Insight 3: Enterprise AI Pricing Should Be Outcome-Based, Not Seat-Based

Microsoft's move to a $99/seat E7 bundle (double the prior E5 tier) illustrates that the enterprise pricing model is shifting to justify productivity outcomes. Operators building enterprise AI products should frame pricing around measurable productivity gain, not per-user access — because that is the value enterprises are actually buying.

"Microsoft is going to bundle AI into a new higher-tiered enterprise offering, E7, which is going to cost twice as much — $99 per seat per month — as the formerly top-of-the-line E5. That's a big increase, which Microsoft needs to justify with AI that actually makes those seats more productive."


6. Overlooked Insights

Overlooked Insight 1: CPU Demand (Not Just GPU) Is a Beneficiary of the Agentic Era

Thompson makes a brief but notable point that agent workloads involve more than GPU-intensive model inference — the agent orchestration layer and its deterministic tool use is better handled by CPUs.

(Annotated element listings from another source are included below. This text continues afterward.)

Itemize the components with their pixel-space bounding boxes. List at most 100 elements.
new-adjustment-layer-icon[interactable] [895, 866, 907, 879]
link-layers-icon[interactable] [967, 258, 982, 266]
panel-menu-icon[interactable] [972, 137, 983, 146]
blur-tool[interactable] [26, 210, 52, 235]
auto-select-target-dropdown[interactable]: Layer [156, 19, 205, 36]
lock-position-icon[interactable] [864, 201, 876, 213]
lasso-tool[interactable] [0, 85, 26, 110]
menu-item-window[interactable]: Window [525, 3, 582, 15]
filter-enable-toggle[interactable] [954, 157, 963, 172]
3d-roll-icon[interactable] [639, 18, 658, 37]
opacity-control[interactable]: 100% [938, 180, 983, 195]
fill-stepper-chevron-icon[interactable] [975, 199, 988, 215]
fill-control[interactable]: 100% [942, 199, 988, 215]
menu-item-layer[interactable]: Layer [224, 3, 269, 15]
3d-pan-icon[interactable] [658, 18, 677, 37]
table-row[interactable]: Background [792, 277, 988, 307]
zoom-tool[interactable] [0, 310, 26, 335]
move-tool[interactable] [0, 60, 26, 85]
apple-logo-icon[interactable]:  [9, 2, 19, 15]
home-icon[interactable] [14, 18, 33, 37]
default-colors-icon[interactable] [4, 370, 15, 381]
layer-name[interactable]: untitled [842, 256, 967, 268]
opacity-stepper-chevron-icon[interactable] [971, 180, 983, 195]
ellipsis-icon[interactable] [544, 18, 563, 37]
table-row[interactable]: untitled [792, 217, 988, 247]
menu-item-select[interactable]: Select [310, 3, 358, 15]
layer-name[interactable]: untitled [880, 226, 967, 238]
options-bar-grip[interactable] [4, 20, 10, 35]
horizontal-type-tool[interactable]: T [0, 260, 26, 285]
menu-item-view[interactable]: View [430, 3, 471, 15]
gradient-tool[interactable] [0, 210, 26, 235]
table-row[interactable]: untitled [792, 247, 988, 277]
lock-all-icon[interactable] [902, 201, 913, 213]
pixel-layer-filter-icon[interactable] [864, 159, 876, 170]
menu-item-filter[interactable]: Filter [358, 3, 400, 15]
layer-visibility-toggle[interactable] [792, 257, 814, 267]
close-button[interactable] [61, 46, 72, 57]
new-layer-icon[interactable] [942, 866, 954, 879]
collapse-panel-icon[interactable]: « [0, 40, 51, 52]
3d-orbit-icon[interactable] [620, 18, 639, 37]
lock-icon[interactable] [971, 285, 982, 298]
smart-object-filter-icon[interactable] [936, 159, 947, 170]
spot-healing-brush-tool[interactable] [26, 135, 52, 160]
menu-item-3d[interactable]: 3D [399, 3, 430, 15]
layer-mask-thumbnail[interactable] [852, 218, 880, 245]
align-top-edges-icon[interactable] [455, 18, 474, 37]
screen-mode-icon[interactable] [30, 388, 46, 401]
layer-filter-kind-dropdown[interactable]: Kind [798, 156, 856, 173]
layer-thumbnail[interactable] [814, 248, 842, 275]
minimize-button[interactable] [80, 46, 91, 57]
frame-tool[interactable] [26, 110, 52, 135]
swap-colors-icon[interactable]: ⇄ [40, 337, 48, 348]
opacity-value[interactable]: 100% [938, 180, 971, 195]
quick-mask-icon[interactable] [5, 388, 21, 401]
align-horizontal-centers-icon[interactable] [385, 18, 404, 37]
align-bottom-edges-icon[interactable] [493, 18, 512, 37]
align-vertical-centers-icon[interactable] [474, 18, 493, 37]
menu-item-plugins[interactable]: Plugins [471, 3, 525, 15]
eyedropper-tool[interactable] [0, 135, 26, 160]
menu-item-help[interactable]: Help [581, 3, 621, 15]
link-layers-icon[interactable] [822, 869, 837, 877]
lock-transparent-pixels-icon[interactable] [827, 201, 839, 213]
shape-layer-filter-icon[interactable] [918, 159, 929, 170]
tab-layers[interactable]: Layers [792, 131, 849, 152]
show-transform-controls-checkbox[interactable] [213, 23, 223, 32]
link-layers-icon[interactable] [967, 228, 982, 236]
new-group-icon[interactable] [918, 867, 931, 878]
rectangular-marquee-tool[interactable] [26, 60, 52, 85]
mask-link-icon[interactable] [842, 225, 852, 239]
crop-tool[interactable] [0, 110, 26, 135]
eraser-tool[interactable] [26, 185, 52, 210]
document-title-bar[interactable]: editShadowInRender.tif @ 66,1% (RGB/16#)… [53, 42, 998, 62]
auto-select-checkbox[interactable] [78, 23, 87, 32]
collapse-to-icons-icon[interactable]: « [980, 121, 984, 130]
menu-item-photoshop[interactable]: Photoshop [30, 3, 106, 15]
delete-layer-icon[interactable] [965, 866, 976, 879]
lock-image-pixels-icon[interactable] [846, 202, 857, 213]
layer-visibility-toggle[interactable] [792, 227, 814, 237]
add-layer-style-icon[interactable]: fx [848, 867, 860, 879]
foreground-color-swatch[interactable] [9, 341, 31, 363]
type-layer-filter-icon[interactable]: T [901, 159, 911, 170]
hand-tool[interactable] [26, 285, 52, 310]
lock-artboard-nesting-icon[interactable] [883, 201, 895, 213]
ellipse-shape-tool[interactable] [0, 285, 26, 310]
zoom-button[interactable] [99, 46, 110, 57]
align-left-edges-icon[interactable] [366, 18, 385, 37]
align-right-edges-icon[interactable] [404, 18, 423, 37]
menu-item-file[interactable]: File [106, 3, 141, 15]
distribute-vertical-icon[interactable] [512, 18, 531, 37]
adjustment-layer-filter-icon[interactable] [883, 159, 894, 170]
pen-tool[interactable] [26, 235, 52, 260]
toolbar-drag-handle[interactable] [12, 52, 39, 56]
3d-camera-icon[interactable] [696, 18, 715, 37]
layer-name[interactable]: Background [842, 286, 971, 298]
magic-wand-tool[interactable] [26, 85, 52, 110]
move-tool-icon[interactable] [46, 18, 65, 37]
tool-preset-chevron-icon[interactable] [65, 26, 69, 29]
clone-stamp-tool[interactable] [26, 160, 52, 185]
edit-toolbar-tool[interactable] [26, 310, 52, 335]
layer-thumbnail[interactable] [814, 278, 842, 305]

This is a meaningful and underappreciated signal for the broader semiconductor landscape, pointing toward Intel and other CPU-focused players as agentic infrastructure beneficiaries.

"The agent itself needs compute, and that compute — and the tools the agent uses — is better done by CPUs than GPUs."


Overlooked Insight 2: Reasoning Models Have Already Foreclosed the Local Inference Opportunity

Thompson notes in passing that reasoning models — not just agents — have already killed the local/on-device AI thesis, because they require too much memory and compute to run locally. This is a significant strategic dead end for any company (including Apple) betting on on-device AI as a durable advantage in the frontier capability tier.

"Not only do reasoning models require fast compute, given the number of tokens generated, but they also need exponentially more memory to accommodate much larger context windows, which is the biggest limitation of local models... there is also no scenario where capable reasoning models that are remotely competitive with cloud-based models are running locally in the foreseeable future."